One of Budapest's most popular museums, the Transport Museum, will be fundamentally renewed. The original designs made in 1896 by Ferenc Pfaff have been revisited by Mérték Architectural Studio. The museum's iconic dome will be assigned a new function: it will offer an unprecedented panorama over the renewed Városliget as a viewing tower.

Besides the construction of new buildings, Városliget will also be enriched by renewed buildings housing the already existing institutions.
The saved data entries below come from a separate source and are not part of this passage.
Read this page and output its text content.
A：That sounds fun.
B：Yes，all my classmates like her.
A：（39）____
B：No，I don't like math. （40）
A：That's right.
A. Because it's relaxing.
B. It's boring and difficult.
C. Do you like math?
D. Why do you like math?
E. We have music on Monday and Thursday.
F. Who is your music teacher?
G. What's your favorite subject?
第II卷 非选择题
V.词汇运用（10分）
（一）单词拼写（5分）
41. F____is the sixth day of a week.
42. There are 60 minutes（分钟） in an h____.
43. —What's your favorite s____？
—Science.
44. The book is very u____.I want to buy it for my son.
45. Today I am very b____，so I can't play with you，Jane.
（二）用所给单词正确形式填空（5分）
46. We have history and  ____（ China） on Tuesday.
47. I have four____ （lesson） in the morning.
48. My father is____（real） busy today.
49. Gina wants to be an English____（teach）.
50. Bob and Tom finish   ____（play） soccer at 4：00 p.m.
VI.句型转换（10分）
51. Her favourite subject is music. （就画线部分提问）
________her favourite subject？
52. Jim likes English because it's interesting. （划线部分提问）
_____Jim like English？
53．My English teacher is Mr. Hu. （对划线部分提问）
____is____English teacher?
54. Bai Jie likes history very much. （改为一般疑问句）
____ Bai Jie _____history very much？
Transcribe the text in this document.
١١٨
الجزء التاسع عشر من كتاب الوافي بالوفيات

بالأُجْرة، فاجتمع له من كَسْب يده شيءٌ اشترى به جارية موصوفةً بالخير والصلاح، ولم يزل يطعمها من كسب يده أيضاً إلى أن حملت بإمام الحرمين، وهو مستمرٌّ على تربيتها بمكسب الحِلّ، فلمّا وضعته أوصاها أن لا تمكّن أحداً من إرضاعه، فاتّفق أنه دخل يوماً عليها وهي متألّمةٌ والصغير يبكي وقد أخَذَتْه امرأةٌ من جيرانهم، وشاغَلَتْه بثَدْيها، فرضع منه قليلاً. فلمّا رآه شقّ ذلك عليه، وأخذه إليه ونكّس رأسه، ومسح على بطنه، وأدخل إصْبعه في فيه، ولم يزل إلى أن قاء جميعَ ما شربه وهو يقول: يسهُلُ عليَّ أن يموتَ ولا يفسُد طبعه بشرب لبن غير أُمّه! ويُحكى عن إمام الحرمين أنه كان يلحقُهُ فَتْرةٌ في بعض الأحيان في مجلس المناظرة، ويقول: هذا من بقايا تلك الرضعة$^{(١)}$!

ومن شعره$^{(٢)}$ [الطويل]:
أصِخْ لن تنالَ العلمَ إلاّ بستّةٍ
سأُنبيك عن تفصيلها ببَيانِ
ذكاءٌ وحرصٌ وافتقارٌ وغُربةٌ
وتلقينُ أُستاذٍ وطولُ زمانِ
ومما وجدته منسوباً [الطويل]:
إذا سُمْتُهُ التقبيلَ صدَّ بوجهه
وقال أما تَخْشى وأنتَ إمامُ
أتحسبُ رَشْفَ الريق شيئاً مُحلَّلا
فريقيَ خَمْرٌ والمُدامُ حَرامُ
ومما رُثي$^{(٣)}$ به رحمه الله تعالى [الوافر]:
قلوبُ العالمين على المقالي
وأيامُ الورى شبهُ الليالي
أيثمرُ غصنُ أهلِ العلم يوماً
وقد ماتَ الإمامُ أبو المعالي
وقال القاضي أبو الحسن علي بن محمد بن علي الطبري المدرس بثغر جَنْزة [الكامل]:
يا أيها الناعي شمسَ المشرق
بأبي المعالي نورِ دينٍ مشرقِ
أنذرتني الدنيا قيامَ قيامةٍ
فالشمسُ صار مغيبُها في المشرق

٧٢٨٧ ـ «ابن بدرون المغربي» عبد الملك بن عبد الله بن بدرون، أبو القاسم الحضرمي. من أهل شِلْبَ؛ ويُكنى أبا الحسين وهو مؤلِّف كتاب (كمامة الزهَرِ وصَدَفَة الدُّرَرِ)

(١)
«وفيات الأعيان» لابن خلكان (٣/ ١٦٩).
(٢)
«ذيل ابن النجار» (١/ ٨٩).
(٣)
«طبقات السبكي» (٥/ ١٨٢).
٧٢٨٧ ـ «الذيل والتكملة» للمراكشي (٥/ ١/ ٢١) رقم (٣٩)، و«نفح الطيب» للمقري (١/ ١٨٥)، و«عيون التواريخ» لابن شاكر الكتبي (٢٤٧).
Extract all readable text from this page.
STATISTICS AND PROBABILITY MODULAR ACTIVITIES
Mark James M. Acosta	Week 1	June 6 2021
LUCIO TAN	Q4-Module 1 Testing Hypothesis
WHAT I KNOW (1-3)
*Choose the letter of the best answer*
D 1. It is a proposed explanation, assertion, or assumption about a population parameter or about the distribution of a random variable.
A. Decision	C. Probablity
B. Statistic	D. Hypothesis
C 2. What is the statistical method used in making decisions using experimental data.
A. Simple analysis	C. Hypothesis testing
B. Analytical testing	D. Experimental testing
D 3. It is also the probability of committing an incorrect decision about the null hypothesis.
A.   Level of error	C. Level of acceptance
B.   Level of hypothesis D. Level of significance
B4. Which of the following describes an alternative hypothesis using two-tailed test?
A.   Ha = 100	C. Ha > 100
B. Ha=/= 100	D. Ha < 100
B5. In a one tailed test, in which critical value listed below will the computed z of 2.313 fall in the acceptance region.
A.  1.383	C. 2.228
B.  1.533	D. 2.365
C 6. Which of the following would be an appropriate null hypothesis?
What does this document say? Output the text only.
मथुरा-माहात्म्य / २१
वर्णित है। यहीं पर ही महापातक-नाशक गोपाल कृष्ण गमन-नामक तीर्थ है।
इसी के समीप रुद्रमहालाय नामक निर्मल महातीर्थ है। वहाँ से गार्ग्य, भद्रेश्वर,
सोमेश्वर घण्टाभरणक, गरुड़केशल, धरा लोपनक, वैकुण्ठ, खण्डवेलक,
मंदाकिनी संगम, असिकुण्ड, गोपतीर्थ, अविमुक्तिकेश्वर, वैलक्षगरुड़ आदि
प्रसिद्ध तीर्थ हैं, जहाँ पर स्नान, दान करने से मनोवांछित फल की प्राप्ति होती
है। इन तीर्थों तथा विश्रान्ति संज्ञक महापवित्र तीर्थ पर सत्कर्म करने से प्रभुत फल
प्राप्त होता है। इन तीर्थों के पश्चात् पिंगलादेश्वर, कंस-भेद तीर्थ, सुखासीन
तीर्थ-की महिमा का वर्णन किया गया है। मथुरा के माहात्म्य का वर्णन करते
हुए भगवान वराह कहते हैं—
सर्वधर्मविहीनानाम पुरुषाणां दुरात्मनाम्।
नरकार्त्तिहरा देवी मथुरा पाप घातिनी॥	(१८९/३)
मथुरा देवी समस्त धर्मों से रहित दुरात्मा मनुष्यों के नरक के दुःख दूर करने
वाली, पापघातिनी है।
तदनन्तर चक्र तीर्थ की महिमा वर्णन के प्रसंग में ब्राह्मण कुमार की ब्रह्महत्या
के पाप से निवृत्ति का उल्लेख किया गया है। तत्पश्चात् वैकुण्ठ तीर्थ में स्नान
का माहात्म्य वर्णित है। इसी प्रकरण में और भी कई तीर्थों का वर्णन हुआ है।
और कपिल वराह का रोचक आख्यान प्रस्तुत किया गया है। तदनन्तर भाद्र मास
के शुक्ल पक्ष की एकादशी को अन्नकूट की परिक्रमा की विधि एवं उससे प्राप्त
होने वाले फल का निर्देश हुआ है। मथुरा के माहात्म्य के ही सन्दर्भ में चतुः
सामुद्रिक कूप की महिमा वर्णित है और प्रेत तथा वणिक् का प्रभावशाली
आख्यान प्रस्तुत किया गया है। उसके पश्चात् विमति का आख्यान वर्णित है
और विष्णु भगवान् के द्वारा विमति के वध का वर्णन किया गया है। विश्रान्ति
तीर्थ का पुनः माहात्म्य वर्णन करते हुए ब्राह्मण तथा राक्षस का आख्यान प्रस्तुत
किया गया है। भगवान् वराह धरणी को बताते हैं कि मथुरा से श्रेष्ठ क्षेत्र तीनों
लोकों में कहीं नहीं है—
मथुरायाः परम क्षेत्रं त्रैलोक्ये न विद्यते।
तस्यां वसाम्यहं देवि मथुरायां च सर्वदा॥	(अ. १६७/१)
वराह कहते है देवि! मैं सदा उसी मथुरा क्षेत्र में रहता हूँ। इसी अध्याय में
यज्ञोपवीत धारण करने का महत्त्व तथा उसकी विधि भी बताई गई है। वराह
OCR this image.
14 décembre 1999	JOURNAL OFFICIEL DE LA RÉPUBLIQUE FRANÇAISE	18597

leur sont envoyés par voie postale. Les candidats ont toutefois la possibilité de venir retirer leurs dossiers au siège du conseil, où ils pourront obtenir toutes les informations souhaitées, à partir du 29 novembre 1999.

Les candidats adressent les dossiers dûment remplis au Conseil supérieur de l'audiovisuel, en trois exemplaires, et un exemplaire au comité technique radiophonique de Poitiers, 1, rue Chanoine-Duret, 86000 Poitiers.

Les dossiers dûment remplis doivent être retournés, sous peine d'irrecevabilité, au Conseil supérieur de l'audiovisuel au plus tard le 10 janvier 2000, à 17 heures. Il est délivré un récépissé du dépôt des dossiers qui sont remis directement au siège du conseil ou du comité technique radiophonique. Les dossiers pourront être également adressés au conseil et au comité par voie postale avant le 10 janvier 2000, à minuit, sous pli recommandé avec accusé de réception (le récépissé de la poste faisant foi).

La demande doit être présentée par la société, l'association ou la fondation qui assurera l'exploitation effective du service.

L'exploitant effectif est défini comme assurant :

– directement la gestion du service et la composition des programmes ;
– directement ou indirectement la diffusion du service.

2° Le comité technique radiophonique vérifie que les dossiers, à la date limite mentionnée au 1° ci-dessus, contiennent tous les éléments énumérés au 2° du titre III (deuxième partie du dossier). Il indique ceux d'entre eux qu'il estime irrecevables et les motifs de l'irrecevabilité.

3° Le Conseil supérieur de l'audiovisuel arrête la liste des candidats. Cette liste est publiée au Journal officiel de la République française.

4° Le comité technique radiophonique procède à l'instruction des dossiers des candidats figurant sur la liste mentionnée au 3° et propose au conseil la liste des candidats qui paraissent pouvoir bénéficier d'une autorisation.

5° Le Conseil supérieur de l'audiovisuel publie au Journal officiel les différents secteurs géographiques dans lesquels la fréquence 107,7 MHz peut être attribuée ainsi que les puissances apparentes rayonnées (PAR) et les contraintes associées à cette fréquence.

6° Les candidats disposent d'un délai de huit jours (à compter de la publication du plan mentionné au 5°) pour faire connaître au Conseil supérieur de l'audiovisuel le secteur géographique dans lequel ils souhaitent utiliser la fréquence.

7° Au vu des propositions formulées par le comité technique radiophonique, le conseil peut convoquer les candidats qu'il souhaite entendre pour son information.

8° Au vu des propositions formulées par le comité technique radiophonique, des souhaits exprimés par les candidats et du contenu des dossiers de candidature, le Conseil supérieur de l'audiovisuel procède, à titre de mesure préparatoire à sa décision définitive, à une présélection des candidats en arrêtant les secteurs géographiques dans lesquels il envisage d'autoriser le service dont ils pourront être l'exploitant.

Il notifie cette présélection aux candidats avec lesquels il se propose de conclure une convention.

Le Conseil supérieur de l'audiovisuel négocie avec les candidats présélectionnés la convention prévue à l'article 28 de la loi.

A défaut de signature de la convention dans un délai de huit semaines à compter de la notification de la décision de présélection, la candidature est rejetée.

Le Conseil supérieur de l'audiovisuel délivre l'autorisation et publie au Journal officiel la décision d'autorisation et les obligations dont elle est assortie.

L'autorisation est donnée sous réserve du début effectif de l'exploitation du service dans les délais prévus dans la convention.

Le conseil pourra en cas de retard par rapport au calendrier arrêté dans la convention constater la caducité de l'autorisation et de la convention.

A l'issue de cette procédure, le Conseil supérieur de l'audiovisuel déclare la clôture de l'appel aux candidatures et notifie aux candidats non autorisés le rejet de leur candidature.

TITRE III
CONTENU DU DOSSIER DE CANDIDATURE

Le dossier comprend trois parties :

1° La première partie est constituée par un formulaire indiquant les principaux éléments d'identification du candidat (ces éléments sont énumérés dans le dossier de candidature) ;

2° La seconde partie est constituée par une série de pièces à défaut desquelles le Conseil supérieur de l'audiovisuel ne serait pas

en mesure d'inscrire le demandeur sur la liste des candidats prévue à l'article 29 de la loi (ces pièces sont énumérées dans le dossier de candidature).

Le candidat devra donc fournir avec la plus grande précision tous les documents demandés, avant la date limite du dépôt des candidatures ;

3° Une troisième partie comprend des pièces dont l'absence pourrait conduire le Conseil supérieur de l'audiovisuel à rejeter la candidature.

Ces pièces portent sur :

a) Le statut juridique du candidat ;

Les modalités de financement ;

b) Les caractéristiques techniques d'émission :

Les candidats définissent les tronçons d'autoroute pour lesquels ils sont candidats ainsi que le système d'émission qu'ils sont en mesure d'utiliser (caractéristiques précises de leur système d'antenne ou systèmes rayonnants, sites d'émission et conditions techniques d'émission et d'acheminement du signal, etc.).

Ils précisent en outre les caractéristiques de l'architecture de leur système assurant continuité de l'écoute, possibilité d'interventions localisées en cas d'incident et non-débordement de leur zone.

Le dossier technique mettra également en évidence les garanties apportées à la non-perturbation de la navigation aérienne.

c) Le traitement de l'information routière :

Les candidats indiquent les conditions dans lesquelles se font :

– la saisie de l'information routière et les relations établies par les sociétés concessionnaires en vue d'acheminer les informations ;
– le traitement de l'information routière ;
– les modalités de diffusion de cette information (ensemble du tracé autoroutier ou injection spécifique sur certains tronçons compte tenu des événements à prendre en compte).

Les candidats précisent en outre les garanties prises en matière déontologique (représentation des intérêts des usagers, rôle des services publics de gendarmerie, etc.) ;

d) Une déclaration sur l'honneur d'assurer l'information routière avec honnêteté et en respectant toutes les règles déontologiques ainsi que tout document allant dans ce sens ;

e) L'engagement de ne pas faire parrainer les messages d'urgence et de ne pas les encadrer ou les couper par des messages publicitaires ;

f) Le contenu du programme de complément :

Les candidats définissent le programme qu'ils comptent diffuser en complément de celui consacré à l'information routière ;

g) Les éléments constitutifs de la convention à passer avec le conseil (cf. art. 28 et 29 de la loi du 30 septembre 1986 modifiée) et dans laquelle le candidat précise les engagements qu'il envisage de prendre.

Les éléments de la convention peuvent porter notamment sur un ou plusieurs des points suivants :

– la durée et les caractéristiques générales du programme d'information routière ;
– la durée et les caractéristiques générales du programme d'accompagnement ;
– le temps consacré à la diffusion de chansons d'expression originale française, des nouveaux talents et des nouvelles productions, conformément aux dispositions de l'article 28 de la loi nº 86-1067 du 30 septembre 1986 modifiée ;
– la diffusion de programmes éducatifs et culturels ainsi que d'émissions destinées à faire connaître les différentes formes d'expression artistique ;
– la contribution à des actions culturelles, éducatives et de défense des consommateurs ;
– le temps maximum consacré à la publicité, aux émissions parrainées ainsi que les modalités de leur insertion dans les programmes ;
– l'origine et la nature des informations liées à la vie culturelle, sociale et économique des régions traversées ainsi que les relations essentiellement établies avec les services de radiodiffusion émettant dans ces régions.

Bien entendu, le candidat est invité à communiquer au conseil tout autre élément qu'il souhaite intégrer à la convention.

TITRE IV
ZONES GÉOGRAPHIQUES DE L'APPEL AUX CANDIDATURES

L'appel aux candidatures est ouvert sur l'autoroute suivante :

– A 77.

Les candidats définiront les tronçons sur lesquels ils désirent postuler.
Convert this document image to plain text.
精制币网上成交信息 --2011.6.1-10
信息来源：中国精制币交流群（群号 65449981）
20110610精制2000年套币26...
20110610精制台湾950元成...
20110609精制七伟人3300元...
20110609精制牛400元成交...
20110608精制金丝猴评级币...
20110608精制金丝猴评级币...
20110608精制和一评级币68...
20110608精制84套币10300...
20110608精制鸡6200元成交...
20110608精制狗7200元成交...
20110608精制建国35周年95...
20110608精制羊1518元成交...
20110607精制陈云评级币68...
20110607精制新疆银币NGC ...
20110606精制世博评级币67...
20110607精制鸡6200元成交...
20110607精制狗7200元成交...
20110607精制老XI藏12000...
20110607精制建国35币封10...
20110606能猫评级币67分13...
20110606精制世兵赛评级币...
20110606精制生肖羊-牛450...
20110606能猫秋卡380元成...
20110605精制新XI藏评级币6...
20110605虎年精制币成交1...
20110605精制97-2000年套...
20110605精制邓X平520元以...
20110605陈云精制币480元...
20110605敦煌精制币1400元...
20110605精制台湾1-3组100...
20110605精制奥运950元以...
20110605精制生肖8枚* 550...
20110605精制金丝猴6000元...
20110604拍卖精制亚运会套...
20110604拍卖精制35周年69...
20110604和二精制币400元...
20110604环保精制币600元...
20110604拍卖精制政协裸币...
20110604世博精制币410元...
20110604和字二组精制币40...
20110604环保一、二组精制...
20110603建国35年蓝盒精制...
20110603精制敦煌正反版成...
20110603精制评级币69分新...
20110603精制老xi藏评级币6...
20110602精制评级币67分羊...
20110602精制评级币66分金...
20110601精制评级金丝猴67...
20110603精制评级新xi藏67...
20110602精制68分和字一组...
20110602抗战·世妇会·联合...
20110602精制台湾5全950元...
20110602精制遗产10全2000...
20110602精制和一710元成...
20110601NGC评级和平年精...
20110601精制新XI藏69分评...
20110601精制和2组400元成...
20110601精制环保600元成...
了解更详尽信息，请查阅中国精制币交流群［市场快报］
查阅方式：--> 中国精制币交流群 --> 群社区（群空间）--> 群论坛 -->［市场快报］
Hence, Budapest’s most popular museum, the Transport Museum, will also be fundamentally rejuvenated in a building with double the floor space than before.

An impressive exhibition devoted to the history of vehicles and technology will illustrate the development of Hungarian transport using a complex approach that will include the social and economic aspects of this process.

The enlarged exhibition will show how transport impacted society, and will present the circumstances that inspired technological innovations. Visitors will have a truly exciting experience in the revamped Museum of Transport, where not only the exhibits but the stories will be in focus: the innovations of the transport of times gone by will be presented using contemporary, visually enticing solutions.

The Hall of Transport, built for the country’s millennial anniversary, became the home of the Hungarian Royal Museum of Transport, which was established in 1899 as one of the continent’s first exhibition venues with such a theme.

The reconstruction plan made by Mérték Architectural Studio revisits the original design.

The museum will be restored to its old glory, while the areas holding the collections, as well as the exhibition and service areas will also be modernised to meet the requirements of the 21st century.

The iconic dome of the original design will be built and assigned a new function: thanks to the special architectural solutions, it will offer an unprecedented panorama over the renewed Városliget as a viewing tower. Thus, by the end of the decade, a beautifully rebuilt, modern museum with its interiors catering to 21st-century needs will welcome the public.